PİRHA – Dersim 38 Katliamı’nda tüm yakınlarını kaybeden ve keman çaldığı için “Bizi eğlendirir bunu öldürmeyelim” denilerek katledilmeyen Sılo Qız, Dersim’de ağıtlarla Hakka uğurlandı.
Dersim merkeze bağlı Milli Köyü’nde dün Hakka yürüyen Halk Ozanı Sılo Qız için merkezde bulunan cemevinde Hakka uğurlama erkanı düzenlendi. Erkana ailesi, siyasi parti ve kurum temsilcileri, ilçe belediye başkanları, sanatçılar ile yüzlerce yurttaş katıldı.
Erkan öncesi Sılo Qız’ın (Süleyman Doğan) eserleri dinletilirken, Araştırmacı Yazar Cemal Taş ile Dersim Sanatçıları adına Mazlum Büyüktaş Doğan’ın hayatından kesitler anlattı.
Cemal Taş’ın anlatımı şöyle:
“TERTELE AĞITLARINI YAKMAK PAYINA DÜŞMÜŞTÜR”

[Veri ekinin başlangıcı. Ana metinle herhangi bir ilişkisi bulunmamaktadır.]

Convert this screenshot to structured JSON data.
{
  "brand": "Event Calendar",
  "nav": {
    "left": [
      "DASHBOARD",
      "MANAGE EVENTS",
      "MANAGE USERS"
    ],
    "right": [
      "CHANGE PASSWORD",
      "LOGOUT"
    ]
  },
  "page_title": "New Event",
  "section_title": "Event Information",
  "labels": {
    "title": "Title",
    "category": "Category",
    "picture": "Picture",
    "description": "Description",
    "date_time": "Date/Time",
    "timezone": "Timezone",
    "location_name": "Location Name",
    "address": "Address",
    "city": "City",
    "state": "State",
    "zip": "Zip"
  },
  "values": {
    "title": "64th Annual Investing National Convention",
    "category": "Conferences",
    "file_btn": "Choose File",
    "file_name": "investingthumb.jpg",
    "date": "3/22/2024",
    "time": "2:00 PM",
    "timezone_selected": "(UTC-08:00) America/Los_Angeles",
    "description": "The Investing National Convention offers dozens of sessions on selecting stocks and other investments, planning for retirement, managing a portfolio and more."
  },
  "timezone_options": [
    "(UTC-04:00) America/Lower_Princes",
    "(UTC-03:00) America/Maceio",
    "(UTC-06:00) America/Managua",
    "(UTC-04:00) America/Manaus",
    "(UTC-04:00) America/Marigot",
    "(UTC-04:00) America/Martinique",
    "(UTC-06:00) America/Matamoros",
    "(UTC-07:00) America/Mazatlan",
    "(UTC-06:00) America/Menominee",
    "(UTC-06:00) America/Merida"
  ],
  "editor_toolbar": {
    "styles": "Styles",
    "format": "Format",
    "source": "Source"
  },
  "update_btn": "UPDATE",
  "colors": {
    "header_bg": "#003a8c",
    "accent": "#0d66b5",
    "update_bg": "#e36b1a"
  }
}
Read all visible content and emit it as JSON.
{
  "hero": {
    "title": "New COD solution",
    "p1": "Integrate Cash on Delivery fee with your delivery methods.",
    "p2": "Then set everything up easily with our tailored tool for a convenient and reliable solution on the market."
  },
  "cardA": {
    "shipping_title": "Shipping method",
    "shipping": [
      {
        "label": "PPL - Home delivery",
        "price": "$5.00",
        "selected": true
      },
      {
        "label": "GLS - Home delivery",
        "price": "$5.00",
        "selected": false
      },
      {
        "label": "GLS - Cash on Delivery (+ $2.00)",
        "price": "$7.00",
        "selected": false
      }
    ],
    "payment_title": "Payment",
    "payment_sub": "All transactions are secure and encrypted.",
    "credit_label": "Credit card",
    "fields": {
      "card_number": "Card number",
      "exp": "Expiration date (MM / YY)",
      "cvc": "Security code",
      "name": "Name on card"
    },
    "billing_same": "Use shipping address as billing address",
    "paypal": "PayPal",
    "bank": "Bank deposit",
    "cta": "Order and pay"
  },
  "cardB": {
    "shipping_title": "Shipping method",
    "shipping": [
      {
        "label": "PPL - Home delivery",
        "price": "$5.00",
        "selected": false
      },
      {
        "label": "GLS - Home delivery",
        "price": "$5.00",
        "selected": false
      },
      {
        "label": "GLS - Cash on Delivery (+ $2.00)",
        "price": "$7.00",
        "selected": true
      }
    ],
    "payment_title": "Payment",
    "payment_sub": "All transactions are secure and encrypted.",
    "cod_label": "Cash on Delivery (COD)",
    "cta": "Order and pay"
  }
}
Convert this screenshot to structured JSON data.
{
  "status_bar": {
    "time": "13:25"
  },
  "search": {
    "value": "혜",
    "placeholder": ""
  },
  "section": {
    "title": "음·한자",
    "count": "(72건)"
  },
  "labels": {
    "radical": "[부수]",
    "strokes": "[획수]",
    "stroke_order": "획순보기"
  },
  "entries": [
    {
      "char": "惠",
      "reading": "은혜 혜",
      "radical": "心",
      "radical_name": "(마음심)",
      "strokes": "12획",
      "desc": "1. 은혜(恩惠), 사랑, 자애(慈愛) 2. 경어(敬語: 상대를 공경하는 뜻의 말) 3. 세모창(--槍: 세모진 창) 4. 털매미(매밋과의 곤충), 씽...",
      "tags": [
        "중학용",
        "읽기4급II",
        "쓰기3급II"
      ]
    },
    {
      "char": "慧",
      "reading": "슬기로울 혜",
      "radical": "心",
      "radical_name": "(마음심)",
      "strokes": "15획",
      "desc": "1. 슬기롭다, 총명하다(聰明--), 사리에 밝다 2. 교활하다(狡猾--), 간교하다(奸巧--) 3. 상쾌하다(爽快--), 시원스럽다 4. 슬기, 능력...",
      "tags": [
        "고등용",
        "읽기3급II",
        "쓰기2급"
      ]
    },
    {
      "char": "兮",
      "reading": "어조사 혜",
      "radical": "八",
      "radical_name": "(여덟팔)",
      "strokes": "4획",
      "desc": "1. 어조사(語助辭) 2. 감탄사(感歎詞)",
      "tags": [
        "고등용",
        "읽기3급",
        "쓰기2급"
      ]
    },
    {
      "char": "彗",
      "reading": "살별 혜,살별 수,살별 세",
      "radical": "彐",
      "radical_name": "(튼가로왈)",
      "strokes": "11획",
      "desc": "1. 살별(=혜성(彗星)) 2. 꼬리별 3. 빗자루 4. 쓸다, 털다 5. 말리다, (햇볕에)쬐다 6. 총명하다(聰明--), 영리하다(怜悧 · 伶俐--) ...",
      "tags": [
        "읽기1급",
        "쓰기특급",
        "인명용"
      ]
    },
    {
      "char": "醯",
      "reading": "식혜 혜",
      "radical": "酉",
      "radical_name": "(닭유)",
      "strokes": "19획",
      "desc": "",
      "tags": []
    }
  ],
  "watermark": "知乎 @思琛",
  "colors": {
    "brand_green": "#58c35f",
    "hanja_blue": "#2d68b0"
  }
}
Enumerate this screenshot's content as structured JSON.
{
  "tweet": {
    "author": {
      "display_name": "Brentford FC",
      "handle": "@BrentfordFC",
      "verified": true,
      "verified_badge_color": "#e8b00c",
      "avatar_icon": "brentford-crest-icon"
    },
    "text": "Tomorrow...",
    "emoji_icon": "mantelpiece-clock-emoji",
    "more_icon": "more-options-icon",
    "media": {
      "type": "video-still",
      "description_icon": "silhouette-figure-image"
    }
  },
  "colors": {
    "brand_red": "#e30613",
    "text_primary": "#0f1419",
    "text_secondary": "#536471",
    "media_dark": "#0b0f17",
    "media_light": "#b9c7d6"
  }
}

“Sılo Qız,Kutsal ziyaretlerin, yerin göğün, çağlayan suların, dağların, tepelerin kutsal sayıldığı topraklarda barışın, özgürlüğün, eşitliğin topraklarında… O toprak ki, börtü-böceğin, binbir çiçeğin, ağaçların, kuşların, evcil ve yabanıl hayvanların, halkların birbirine dost bilindiği topraklarda doğdu Sılo Qız. Kırmanciye Toprağında.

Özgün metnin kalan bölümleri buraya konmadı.